Неделю назад он занял денег у Ольги и купил пушку у еврея Шульмановича, что держит ломбард у церкви на Притыковской. С этой тяжестью в кармане ему отчего-то легче жить. Начинаешь понимать, что из этого мира есть простой и достойный выход.
Почти весь март он не притрагивался к кистям, не гнал абсент из настоянного на полыни самогона. Он сидел в чайхане и напивался как проклятый. А Борис ревел ему в ухо: «Хочешь, прямо сейчас пойду и приведу ее к тебе?»
«За что ты со мной так, за что?» – засыпая в одиночестве на продавленном матрасе, шептал он потолку. Он уже делал в этой жизни все: резал вены, вставил кольцо в ухо, отрастил бороду. Что, что еще ему сделать, чтобы забыть?

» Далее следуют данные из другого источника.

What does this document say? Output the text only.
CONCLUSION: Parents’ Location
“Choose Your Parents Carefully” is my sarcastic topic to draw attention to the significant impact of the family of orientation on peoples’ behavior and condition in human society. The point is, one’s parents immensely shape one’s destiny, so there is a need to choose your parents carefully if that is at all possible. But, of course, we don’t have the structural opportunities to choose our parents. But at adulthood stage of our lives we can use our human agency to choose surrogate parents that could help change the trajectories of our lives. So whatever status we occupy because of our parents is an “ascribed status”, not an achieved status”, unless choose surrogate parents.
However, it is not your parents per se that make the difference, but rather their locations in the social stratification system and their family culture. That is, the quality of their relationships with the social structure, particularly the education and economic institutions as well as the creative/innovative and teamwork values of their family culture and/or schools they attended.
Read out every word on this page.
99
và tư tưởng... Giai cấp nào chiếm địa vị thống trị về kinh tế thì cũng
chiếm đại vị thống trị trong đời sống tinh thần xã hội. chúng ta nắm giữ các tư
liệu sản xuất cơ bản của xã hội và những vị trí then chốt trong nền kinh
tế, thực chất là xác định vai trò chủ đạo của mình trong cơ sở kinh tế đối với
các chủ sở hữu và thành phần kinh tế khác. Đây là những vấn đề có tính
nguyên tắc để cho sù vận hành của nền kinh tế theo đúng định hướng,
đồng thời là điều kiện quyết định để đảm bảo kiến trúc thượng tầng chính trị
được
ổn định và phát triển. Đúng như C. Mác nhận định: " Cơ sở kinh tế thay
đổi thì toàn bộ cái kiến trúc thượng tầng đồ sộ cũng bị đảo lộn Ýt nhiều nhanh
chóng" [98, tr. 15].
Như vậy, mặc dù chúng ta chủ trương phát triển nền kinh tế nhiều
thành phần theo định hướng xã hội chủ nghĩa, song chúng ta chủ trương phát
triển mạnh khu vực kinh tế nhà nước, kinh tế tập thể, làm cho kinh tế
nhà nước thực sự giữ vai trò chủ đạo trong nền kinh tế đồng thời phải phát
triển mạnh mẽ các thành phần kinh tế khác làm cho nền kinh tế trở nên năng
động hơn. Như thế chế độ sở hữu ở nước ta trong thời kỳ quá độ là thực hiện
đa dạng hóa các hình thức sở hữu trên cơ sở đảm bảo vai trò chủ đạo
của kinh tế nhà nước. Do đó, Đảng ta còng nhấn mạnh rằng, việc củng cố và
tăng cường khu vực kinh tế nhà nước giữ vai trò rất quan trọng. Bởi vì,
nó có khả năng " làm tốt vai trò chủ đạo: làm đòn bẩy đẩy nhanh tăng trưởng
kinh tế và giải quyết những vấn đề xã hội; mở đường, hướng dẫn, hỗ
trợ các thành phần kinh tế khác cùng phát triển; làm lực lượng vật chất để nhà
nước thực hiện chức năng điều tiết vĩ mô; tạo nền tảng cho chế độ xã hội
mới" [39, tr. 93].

Два дня назад назад в чайхане напился до того, что увел с собой шлюху. И пока она в подворотне расстегивала пуговицы и оголяла сосцы, он вдруг разрыдался. Ему до того стало жалко ее, с белесыми бровями и ресницами, до того стало жалко всего: разбитой бутылки в арке подворотни, целлофанового пакета, что, шурша, воспарил на ветру и опустился в слякоть, – до того жалко, что он достал все деньги, что при себе были, сунул ей в руку и ушел. В подворотне на корточках она деловито их пересчитала, сунула за пазуху и застегнула все свои пуговицы.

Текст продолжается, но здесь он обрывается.